Why You Should Keep Details About Your Children Private
Stranger Danger: Why predators may approach you to meet your children
Posted Apr 26, 2018
Stranger Danger and Stereotypes
The stereotype of the child predator driving an ice cream truck or working as a clown at children´s parties is exactly that—a stereotype. Many respectable people hold those jobs, and many credentialed professionals in other fields are child predators. Having spent decades prosecuting child molesters, my experiences are consistent with research: they are more likely to target children they already know. The goal for parents is to avoid advertising their young family to strangers, who might attempt to make an approach, for all the wrong reasons.
Sexual Predators are Rational, and Relational
Sex offenders are often stereotyped as spontaneous creatures, at the mercy of instinct and unable to control their impulses. Research, however, indicates this is not true. A study by Rebocho and Gonçalves entitled “Sexual Predators and Prey: A Comparative Study of the Hunting Behavior of Rapists and Child Molesters” (2012) revealed that many sexual predators are rational decision makers.[i]
They identified three types of sexual offenders: manipulative, opportunist, and coercive. They found that child molesters are more likely to be manipulative offenders, hunting for victims with premeditation and a nonrandom selection process. They explain that these offenders target known victims, with whom they already have a relationship, whether close or casual, as opposed to strangers.
Rebocho and Goncalves explain that although manipulative offenders make contact with their victims in routine daily activities, they lure them into settings where they are in control. They cite prior research that shows that most child molesters commit their crimes close to where they live, and in private areas, such as their own residence, the residence of the victim, or at the home of a relative or friend. They characterize their results as consistent with this prior research, finding manipulative offenders most likely to commit the crime indoors, most often in the residence of the victim or the offender.
As a practical matter, this means they have to make contact with the children with the goal of becoming a “safe” person, not a stranger. Because approaching a child directly is often perceived as the red flag it is, predators often ingratiate themselves with the child´s parents instead, with the ultimate goal of acquiring access to the child.
In order to target the parents, predators have to know who has kids. Unfortunately, some parents unintentionally make that too easy.
Strangers Who Want to Meet You to Meet Your Children
Many people avoid showcasing their young family to strangers, either on or offline. Other parents are more forthcoming. They have bumper stickers announcing they are the proud parents of an elementary school honor student (naming the school), or they have five adorable turtle stickers on the back windshield of their SUV complete with the children´s names—and respective ages as distinguished by size.

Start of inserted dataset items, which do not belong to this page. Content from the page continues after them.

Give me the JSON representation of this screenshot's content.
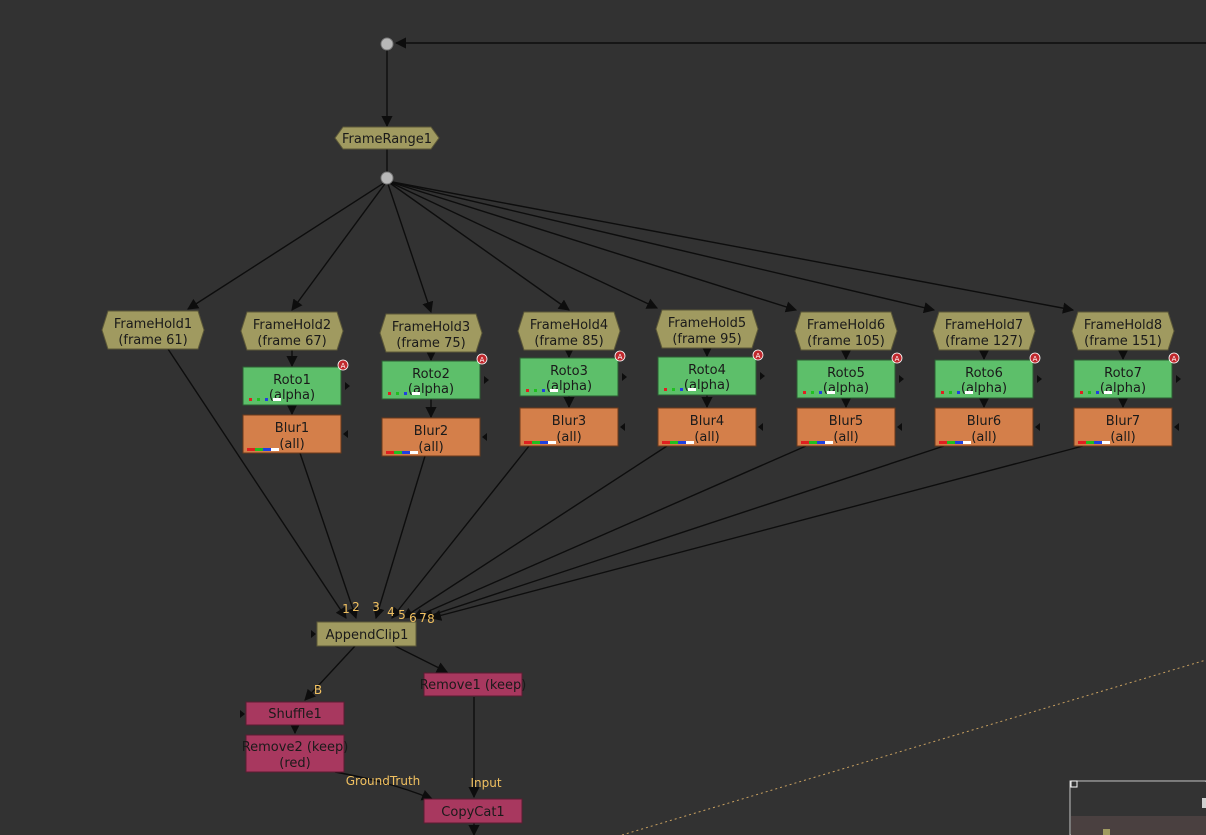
{
  "colors": {
    "background": "#323232",
    "time_node": "#a09a60",
    "roto_node": "#5dbf6a",
    "blur_node": "#d47f4a",
    "channel_node": "#a8385f",
    "append_node": "#a09a60",
    "port_label": "#f0c060",
    "mask_badge": "#c0282d"
  },
  "nodes": {
    "frame_range": "FrameRange1",
    "append_clip": "AppendClip1",
    "shuffle": "Shuffle1",
    "remove1": "Remove1 (keep)",
    "remove2": [
      "Remove2 (keep)",
      "(red)"
    ],
    "copycat": "CopyCat1",
    "frameholds": [
      {
        "name": "FrameHold1",
        "frame": "(frame 61)"
      },
      {
        "name": "FrameHold2",
        "frame": "(frame 67)"
      },
      {
        "name": "FrameHold3",
        "frame": "(frame 75)"
      },
      {
        "name": "FrameHold4",
        "frame": "(frame 85)"
      },
      {
        "name": "FrameHold5",
        "frame": "(frame 95)"
      },
      {
        "name": "FrameHold6",
        "frame": "(frame 105)"
      },
      {
        "name": "FrameHold7",
        "frame": "(frame 127)"
      },
      {
        "name": "FrameHold8",
        "frame": "(frame 151)"
      }
    ],
    "rotos": [
      {
        "name": "Roto1",
        "channel": "(alpha)"
      },
      {
        "name": "Roto2",
        "channel": "(alpha)"
      },
      {
        "name": "Roto3",
        "channel": "(alpha)"
      },
      {
        "name": "Roto4",
        "channel": "(alpha)"
      },
      {
        "name": "Roto5",
        "channel": "(alpha)"
      },
      {
        "name": "Roto6",
        "channel": "(alpha)"
      },
      {
        "name": "Roto7",
        "channel": "(alpha)"
      }
    ],
    "blurs": [
      {
        "name": "Blur1",
        "channel": "(all)"
      },
      {
        "name": "Blur2",
        "channel": "(all)"
      },
      {
        "name": "Blur3",
        "channel": "(all)"
      },
      {
        "name": "Blur4",
        "channel": "(all)"
      },
      {
        "name": "Blur5",
        "channel": "(all)"
      },
      {
        "name": "Blur6",
        "channel": "(all)"
      },
      {
        "name": "Blur7",
        "channel": "(all)"
      }
    ],
    "mask_badge": "A"
  },
  "ports": {
    "append_inputs": [
      "1",
      "2",
      "3",
      "4",
      "5",
      "6",
      "7",
      "8"
    ],
    "shuffle_input": "B",
    "groundtruth": "GroundTruth",
    "input": "Input"
  }
}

Information about your children may be endearing to the vast majority of upstanding observers, but dangerous to the small percentage of predators. Predators can follow you, and approach you in public, full of such charm and charisma that you will never guess their true intentions in making contact. Many of them are masters of impression management, wearing business suits, driving high-end luxury vehicles, and having mastered the art of communication.
Advertising your children´s names, either on the back of your car or on the back of their shirts, also makes approach easier when you are not with them, because names enable strangers to feign familiarity. “Hi Justin, your mom asked me give you a ride today. We will be picking up Dan and Suzie too.”
Also avoid disclosing personal details about your children on virtual networks where you do not know much about the other users. If you use virtual neighborhood networking sites such as Nextdoor, remember that proximity does not equal safety. What does the next-door neighbor of the ax murderer always say? “But he seemed like such a nice guy!” And do not be lulled into a false sense of complacency by attractive home exteriors; unless you know the occupants personally, you know next to nothing about the neighbors in your network.
When Privacy is the Best Policy, Even in Public
Staying safe does not require paranoia, but proactivity, with a priority on privacy. Familiarize yourself with the tricks and tactics used by child predators in order to take steps to protect your family. Talk to other parents, and share experiences and safety strategies. Together, we can improve our collective ability to keep each other safe.
[i]Maria Francisca Rebocho and Rui Abrunhosa Gonçalves, “Sexual Predators and Prey,” Journal of Interpersonal Violence, 27(14), (2012) 2770-2789.